After you run the statement, the Create Session tab appears.
On the Create Session tab, set Language to python and then click Create Session.
Important
Click Create Session only once. Do not click it repeatedly.
After you click Create Session, the status at the bottom of the Notebook page changes to Busy.

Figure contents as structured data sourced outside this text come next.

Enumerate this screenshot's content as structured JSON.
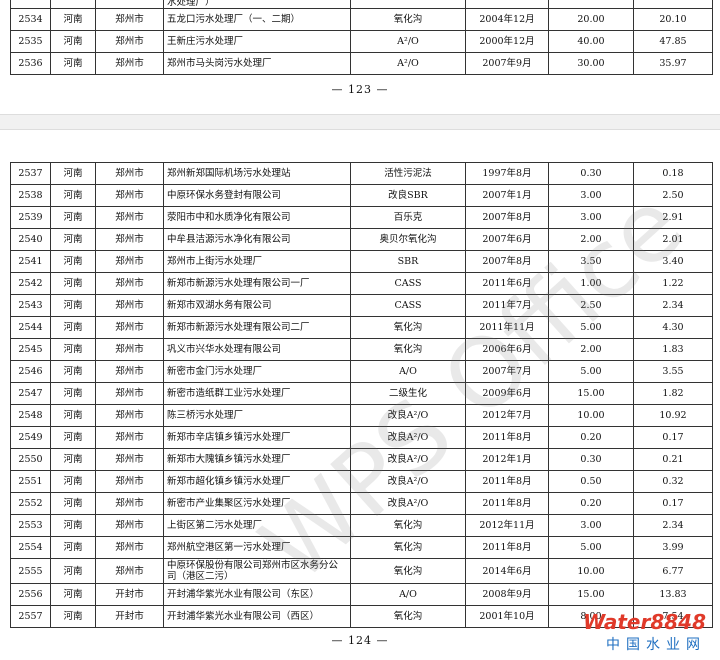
{
  "pages": [
    {
      "partial_row": {
        "name": "水处理厂）"
      },
      "rows": [
        [
          "2534",
          "河南",
          "郑州市",
          "五龙口污水处理厂（一、二期）",
          "氧化沟",
          "2004年12月",
          "20.00",
          "20.10"
        ],
        [
          "2535",
          "河南",
          "郑州市",
          "王新庄污水处理厂",
          "A²/O",
          "2000年12月",
          "40.00",
          "47.85"
        ],
        [
          "2536",
          "河南",
          "郑州市",
          "郑州市马头岗污水处理厂",
          "A²/O",
          "2007年9月",
          "30.00",
          "35.97"
        ]
      ],
      "page_number": "— 123 —"
    },
    {
      "rows": [
        [
          "2537",
          "河南",
          "郑州市",
          "郑州新郑国际机场污水处理站",
          "活性污泥法",
          "1997年8月",
          "0.30",
          "0.18"
        ],
        [
          "2538",
          "河南",
          "郑州市",
          "中原环保水务登封有限公司",
          "改良SBR",
          "2007年1月",
          "3.00",
          "2.50"
        ],
        [
          "2539",
          "河南",
          "郑州市",
          "荥阳市中和水质净化有限公司",
          "百乐克",
          "2007年8月",
          "3.00",
          "2.91"
        ],
        [
          "2540",
          "河南",
          "郑州市",
          "中牟县洁源污水净化有限公司",
          "奥贝尔氧化沟",
          "2007年6月",
          "2.00",
          "2.01"
        ],
        [
          "2541",
          "河南",
          "郑州市",
          "郑州市上街污水处理厂",
          "SBR",
          "2007年8月",
          "3.50",
          "3.40"
        ],
        [
          "2542",
          "河南",
          "郑州市",
          "新郑市新源污水处理有限公司一厂",
          "CASS",
          "2011年6月",
          "1.00",
          "1.22"
        ],
        [
          "2543",
          "河南",
          "郑州市",
          "新郑市双湖水务有限公司",
          "CASS",
          "2011年7月",
          "2.50",
          "2.34"
        ],
        [
          "2544",
          "河南",
          "郑州市",
          "新郑市新源污水处理有限公司二厂",
          "氧化沟",
          "2011年11月",
          "5.00",
          "4.30"
        ],
        [
          "2545",
          "河南",
          "郑州市",
          "巩义市兴华水处理有限公司",
          "氧化沟",
          "2006年6月",
          "2.00",
          "1.83"
        ],
        [
          "2546",
          "河南",
          "郑州市",
          "新密市金门污水处理厂",
          "A/O",
          "2007年7月",
          "5.00",
          "3.55"
        ],
        [
          "2547",
          "河南",
          "郑州市",
          "新密市造纸群工业污水处理厂",
          "二级生化",
          "2009年6月",
          "15.00",
          "1.82"
        ],
        [
          "2548",
          "河南",
          "郑州市",
          "陈三桥污水处理厂",
          "改良A²/O",
          "2012年7月",
          "10.00",
          "10.92"
        ],
        [
          "2549",
          "河南",
          "郑州市",
          "新郑市辛店镇乡镇污水处理厂",
          "改良A²/O",
          "2011年8月",
          "0.20",
          "0.17"
        ],
        [
          "2550",
          "河南",
          "郑州市",
          "新郑市大隗镇乡镇污水处理厂",
          "改良A²/O",
          "2012年1月",
          "0.30",
          "0.21"
        ],
        [
          "2551",
          "河南",
          "郑州市",
          "新郑市超化镇乡镇污水处理厂",
          "改良A²/O",
          "2011年8月",
          "0.50",
          "0.32"
        ],
        [
          "2552",
          "河南",
          "郑州市",
          "新密市产业集聚区污水处理厂",
          "改良A²/O",
          "2011年8月",
          "0.20",
          "0.17"
        ],
        [
          "2553",
          "河南",
          "郑州市",
          "上街区第二污水处理厂",
          "氧化沟",
          "2012年11月",
          "3.00",
          "2.34"
        ],
        [
          "2554",
          "河南",
          "郑州市",
          "郑州航空港区第一污水处理厂",
          "氧化沟",
          "2011年8月",
          "5.00",
          "3.99"
        ],
        [
          "2555",
          "河南",
          "郑州市",
          "中原环保股份有限公司郑州市区水务分公司（港区二污）",
          "氧化沟",
          "2014年6月",
          "10.00",
          "6.77"
        ],
        [
          "2556",
          "河南",
          "开封市",
          "开封浦华紫光水业有限公司（东区）",
          "A/O",
          "2008年9月",
          "15.00",
          "13.83"
        ],
        [
          "2557",
          "河南",
          "开封市",
          "开封浦华紫光水业有限公司（西区）",
          "氧化沟",
          "2001年10月",
          "8.00",
          "7.54"
        ]
      ],
      "page_number": "— 124 —"
    }
  ],
  "watermark": "WPS Office",
  "logo": {
    "brand": "Water8848",
    "site": "中国水业网"
  }
}
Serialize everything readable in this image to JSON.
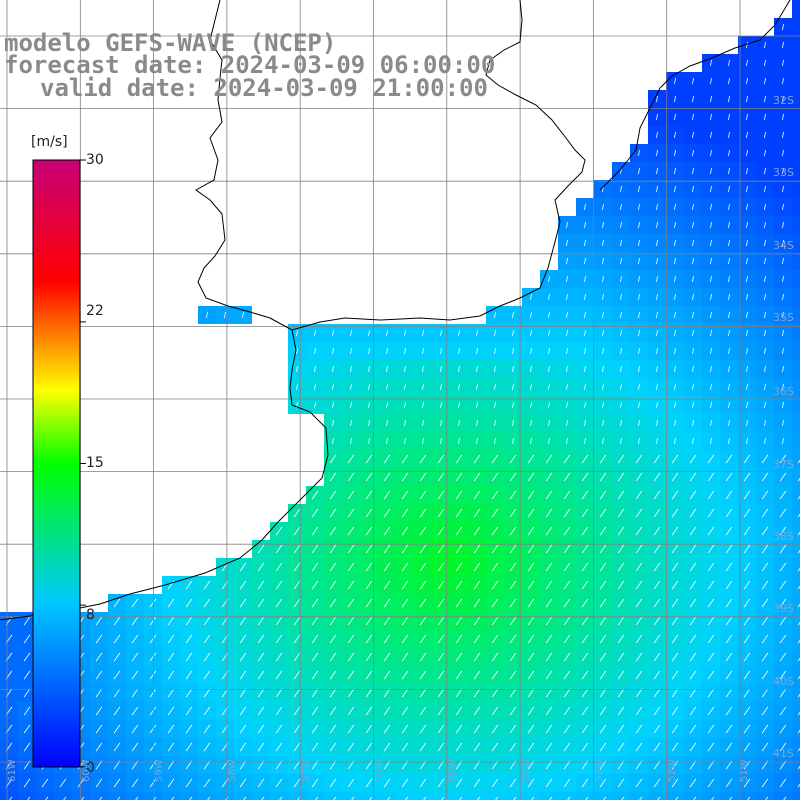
{
  "header": {
    "line1": "modelo GEFS-WAVE (NCEP)",
    "line2": "forecast date: 2024-03-09 06:00:00",
    "line3": "valid date: 2024-03-09 21:00:00"
  },
  "colorbar": {
    "units": "[m/s]",
    "ticks": [
      "30",
      "22",
      "15",
      "8",
      "0"
    ],
    "tick_values": [
      30,
      22,
      15,
      8,
      0
    ],
    "range": [
      0,
      30
    ],
    "colors": [
      "#0000ff",
      "#00c8ff",
      "#00ff00",
      "#ffff00",
      "#ff0000",
      "#c80078"
    ]
  },
  "axes": {
    "lat_labels": [
      "32S",
      "33S",
      "34S",
      "35S",
      "36S",
      "37S",
      "38S",
      "39S",
      "40S",
      "41S"
    ],
    "lon_labels": [
      "61W",
      "60W",
      "59W",
      "58W",
      "57W",
      "56W",
      "55W",
      "54W",
      "53W",
      "52W",
      "51W"
    ]
  },
  "map": {
    "land_color": "#ffffff",
    "coast_color": "#000000",
    "grid_color": "#808080",
    "arrow_color": "#ffffff"
  }
}
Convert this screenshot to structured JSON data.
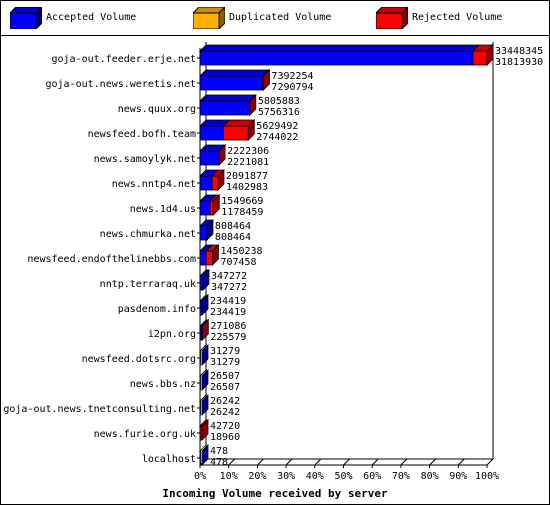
{
  "legend": [
    {
      "label": "Accepted Volume",
      "color": "#0000ff"
    },
    {
      "label": "Duplicated Volume",
      "color": "#ffb000"
    },
    {
      "label": "Rejected Volume",
      "color": "#ff0000"
    }
  ],
  "chart_data": {
    "type": "bar",
    "orientation": "horizontal",
    "stacked": true,
    "title": "",
    "xlabel": "Incoming Volume received by server",
    "ylabel": "",
    "xlim": [
      0,
      100
    ],
    "x_unit": "%",
    "x_ticks": [
      "0%",
      "10%",
      "20%",
      "30%",
      "40%",
      "50%",
      "60%",
      "70%",
      "80%",
      "90%",
      "100%"
    ],
    "categories": [
      "goja-out.feeder.erje.net",
      "goja-out.news.weretis.net",
      "news.quux.org",
      "newsfeed.bofh.team",
      "news.samoylyk.net",
      "news.nntp4.net",
      "news.1d4.us",
      "news.chmurka.net",
      "newsfeed.endofthelinebbs.com",
      "nntp.terraraq.uk",
      "pasdenom.info",
      "i2pn.org",
      "newsfeed.dotsrc.org",
      "news.bbs.nz",
      "goja-out.news.tnetconsulting.net",
      "news.furie.org.uk",
      "localhost"
    ],
    "totals": [
      "33448345",
      "7392254",
      "5805883",
      "5629492",
      "2222306",
      "2091877",
      "1549669",
      "808464",
      "1450238",
      "347272",
      "234419",
      "271086",
      "31279",
      "26507",
      "26242",
      "42720",
      "478"
    ],
    "accepted": [
      "31813930",
      "7290794",
      "5756316",
      "2744022",
      "2221081",
      "1402983",
      "1178459",
      "808464",
      "707458",
      "347272",
      "234419",
      "225579",
      "31279",
      "26507",
      "26242",
      "18960",
      "478"
    ],
    "series": [
      {
        "name": "Accepted Volume",
        "color": "#0000ff"
      },
      {
        "name": "Duplicated Volume",
        "color": "#ffb000"
      },
      {
        "name": "Rejected Volume",
        "color": "#ff0000"
      }
    ],
    "grid": false,
    "legend_position": "top"
  }
}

The session is created when the status changes to Idle and the session ID appears on the Manage Session tab.

Run the PySpark script.

When you run the PySpark script, you must add the %%spark command before the service code to specify that the remote Spark instance is used.

%%spark
db_sql = """
CREATE DATABASE IF NOT exists test_db comment 'demo db' 
location 'oss://testBucketName/test'  
WITH dbproperties(k1='v1', k2='v2')
"""

tb_sql = """
CREATE TABLE IF NOT exists test_db.test_tbl(id int, name string, age int) 
using parquet 
location 'oss://testBucketName/test/test_tbl/' 
tblproperties ('parquet.compress'='SNAPPY');
"""

insert_sql = """
INSERT INTO test_db.test_tbl VALUES(1, 'adb', 10);
"""

select_sql = """
SELECT * FROM test_db.test_tbl;
"""

spark.sql(db_sql).show()
spark.sql(tb_sql).show()
spark.sql(insert_sql).show()
spark.sql(select_sql).show()